So there's just the text, what you call the text nodes.
And then, there are attributes, and attributes are always on the start tags.
So the phone and the email, and
they are key-value pairs using double quotes, as the type="intl".
And the key thing about XML versus HTML is we get to make up the tags.
In HTML we say things like h1 or a for the anchor tag,
or h1 for header level one.
Here, based on how we are going to agree between the two applications exchanging
data, you can say the tag is person and /person.
You still have to follow the rules, though, there is a slash tag at the end.
So attributes. And then you can also have a self-closing tag.
And that is, you just include this /> at the end of the open tag.
And it's as if you have a closing tag of the same name with an empty text area.
And so that's what this is saying, so that's a self-closing tag.
Okay, like I said the whitespace doesn't really matter so much.
We can pull these things up, we tend to indent them
like any kind of programming environment to help our own reading.
But, in general, whitespace,
except in the middle of things like these text areas, the whitespace does matter.
But, sort of, between here and here, the whitespace doesn't matter.
Between here and here, the whitespace doesn't matter.
So the whitespace, these extra spaces that I used to indent it,
it doesn't really matter.
The only time it matters is in between, when you're in a text area.
Here's some sample XML, just to give you some ideas.
Here we have, there's always one big outer tag of XML,
you have the start tag and an end tag.
And there's only one of those, because I can't be, sort of, multiply defined.
There's always the outer tag. We see a series of attributes. Right?

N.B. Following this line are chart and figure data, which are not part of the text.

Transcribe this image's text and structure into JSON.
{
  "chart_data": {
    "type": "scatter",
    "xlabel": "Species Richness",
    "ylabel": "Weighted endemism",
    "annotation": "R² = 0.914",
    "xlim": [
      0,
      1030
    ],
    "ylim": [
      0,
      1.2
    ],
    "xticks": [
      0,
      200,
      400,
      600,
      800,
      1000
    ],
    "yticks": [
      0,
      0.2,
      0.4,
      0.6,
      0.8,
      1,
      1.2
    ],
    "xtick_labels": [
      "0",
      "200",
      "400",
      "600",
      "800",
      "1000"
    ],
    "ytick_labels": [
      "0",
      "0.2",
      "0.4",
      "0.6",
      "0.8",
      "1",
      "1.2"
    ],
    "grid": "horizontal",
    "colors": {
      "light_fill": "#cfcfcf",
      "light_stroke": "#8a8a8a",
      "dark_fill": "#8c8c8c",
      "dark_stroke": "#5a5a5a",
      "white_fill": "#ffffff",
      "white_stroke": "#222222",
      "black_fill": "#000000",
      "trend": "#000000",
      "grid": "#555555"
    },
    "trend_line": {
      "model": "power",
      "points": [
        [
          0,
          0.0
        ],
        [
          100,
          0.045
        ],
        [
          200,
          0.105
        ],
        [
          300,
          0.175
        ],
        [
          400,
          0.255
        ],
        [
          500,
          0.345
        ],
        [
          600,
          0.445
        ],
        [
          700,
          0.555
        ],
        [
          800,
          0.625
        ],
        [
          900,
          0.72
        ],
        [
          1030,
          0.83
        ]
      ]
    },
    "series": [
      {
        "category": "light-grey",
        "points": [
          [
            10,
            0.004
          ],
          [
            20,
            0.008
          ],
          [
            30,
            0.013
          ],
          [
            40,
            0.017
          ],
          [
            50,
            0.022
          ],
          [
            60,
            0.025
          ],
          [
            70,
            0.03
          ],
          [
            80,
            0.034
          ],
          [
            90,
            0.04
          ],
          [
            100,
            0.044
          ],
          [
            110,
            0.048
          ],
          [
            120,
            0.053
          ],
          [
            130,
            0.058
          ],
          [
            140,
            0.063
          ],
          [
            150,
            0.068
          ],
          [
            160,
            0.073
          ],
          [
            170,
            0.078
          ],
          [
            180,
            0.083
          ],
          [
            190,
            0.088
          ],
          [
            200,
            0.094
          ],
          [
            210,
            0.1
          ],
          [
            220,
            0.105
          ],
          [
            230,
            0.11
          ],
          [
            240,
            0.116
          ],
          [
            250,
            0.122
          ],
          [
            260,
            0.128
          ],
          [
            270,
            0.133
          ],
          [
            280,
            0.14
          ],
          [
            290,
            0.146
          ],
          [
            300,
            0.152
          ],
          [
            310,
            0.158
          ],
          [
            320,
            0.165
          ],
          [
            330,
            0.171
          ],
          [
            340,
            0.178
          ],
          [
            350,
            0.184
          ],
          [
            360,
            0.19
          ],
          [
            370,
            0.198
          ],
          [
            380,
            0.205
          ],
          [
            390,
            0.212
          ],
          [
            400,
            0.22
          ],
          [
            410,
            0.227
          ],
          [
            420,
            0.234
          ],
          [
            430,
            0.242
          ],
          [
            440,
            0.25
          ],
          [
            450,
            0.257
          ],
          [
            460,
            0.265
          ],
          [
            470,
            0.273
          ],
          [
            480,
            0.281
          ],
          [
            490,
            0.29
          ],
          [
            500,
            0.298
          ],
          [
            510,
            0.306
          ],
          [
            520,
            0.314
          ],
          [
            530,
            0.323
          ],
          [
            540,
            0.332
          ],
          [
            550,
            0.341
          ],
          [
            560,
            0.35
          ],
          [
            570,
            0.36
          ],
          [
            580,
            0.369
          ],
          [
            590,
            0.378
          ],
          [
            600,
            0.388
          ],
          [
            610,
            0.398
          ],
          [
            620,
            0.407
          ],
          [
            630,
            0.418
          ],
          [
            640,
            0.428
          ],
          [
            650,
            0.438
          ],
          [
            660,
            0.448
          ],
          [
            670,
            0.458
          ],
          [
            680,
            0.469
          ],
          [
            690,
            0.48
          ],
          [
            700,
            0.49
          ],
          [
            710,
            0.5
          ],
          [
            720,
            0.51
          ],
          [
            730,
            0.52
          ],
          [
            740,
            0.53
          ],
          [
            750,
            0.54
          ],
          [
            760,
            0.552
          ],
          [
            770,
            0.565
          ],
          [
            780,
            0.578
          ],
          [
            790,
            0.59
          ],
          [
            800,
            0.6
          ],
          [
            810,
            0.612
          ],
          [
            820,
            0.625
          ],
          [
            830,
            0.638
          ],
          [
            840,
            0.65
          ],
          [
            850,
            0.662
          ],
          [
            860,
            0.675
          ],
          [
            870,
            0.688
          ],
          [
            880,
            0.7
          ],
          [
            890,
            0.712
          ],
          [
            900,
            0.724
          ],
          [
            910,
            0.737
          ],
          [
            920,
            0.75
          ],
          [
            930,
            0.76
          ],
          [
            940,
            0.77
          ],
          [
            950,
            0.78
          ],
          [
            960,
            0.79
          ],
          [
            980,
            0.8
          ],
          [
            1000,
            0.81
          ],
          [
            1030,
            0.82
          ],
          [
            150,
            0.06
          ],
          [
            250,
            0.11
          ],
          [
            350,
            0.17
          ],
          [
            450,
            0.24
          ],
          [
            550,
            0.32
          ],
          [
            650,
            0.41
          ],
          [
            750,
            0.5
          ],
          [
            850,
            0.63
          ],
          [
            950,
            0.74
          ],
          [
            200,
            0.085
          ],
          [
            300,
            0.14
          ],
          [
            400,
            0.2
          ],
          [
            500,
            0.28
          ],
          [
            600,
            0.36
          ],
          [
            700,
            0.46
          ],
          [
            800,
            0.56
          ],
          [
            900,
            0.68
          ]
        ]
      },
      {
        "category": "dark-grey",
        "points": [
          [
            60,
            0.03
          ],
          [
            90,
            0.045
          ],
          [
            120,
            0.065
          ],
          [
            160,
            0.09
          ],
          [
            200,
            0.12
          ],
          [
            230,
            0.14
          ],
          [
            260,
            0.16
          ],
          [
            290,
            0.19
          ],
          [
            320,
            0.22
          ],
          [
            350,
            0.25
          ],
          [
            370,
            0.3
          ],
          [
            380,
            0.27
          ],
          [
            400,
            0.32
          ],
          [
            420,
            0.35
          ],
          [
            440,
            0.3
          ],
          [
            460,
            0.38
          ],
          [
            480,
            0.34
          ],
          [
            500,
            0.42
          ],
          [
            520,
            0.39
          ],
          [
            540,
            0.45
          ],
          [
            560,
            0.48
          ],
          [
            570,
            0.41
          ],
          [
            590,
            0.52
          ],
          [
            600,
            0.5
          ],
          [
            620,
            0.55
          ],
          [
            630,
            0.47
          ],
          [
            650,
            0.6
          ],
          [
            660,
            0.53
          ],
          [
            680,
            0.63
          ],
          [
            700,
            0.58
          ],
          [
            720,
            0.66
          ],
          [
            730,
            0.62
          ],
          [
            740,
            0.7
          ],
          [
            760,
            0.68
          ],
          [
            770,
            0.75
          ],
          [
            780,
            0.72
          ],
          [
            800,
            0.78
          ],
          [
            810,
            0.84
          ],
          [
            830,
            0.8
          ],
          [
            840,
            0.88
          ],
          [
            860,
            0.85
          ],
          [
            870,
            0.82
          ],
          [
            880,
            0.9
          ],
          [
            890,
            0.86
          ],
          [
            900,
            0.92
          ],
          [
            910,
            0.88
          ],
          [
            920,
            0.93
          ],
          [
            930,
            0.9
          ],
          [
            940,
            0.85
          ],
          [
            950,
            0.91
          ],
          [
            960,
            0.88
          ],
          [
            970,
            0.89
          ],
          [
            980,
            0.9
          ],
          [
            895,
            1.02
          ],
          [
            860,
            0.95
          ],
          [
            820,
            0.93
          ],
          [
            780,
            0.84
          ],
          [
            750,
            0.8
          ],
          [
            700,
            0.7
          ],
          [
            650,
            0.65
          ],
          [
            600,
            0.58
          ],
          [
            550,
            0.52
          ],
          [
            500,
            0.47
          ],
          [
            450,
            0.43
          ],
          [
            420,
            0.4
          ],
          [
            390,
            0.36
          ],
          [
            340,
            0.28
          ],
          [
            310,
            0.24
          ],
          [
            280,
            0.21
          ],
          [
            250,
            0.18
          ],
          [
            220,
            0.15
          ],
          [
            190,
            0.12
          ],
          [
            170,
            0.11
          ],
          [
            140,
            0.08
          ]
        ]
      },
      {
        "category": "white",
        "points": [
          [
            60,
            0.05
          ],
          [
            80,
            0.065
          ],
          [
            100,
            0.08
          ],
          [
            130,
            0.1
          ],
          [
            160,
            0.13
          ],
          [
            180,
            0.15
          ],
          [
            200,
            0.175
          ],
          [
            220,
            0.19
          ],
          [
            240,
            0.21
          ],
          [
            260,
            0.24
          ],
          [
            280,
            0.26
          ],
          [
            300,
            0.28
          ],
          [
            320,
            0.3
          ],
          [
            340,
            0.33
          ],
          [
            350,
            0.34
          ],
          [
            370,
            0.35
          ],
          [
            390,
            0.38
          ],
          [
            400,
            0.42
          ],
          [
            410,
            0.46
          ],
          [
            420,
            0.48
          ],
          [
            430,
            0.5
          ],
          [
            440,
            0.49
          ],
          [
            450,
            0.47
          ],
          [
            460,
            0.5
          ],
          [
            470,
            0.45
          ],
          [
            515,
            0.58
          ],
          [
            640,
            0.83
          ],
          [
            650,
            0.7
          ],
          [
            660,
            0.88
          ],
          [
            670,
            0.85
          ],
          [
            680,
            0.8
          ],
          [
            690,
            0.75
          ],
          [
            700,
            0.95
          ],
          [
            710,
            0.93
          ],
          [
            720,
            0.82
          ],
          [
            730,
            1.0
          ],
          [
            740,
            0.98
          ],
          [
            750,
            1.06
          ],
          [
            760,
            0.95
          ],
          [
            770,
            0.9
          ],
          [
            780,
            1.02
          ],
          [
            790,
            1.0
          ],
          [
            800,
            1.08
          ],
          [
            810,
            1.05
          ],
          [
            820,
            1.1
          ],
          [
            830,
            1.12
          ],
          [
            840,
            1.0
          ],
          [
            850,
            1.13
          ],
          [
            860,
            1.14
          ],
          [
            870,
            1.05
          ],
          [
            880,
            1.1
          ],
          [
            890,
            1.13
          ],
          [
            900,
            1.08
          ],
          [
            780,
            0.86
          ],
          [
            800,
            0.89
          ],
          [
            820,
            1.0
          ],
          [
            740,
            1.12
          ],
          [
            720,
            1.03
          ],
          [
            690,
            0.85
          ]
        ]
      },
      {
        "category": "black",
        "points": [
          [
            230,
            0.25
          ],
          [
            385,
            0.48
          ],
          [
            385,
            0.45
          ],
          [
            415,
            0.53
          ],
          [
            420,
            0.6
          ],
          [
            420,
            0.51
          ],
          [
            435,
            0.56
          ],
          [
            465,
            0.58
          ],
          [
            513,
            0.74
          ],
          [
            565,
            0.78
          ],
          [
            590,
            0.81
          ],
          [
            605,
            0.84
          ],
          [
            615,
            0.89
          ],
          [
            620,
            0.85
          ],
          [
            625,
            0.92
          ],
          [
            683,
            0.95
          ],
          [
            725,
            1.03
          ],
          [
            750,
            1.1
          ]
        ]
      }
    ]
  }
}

So the attributes are key equals and
then double=quoted string, key equals double=quoted string.
And if you look at the HTML, you'll see that this is exactly the same as HTML.
The difference is in HTML you're supposed to have a thing called href= "blah,
blah, blah", right?
And so HTML is kind of like XML that's more highly specified.
Whereas this is just two programs agree on a format and they use it.
So we have an outer tag that's a complex element.
And then we have, like
in that title, you can have sort of things that are in order, like this ingredient.
You see some attributes on there, and
then you have a text block in the middle of here.
So we'll see in a second how these things all work. And then a sub tag.
It's like a tree, we'll see that in a second, and a series of steps.
And so these can be in order, they can be more than one of these things.
And we can create all kinds of structures that are really designed based on
the needs of our working two applications that are trying to cooperate.
So tags are the beginning and the end.
Attributes are key-value pairs on the start tag.
Serialization and deserialization is the act of taking from an internal structure
in one programming environment, sending it across the network.
Deserialization is receiving across the network and
translating it back into an internal structure on the destination computer.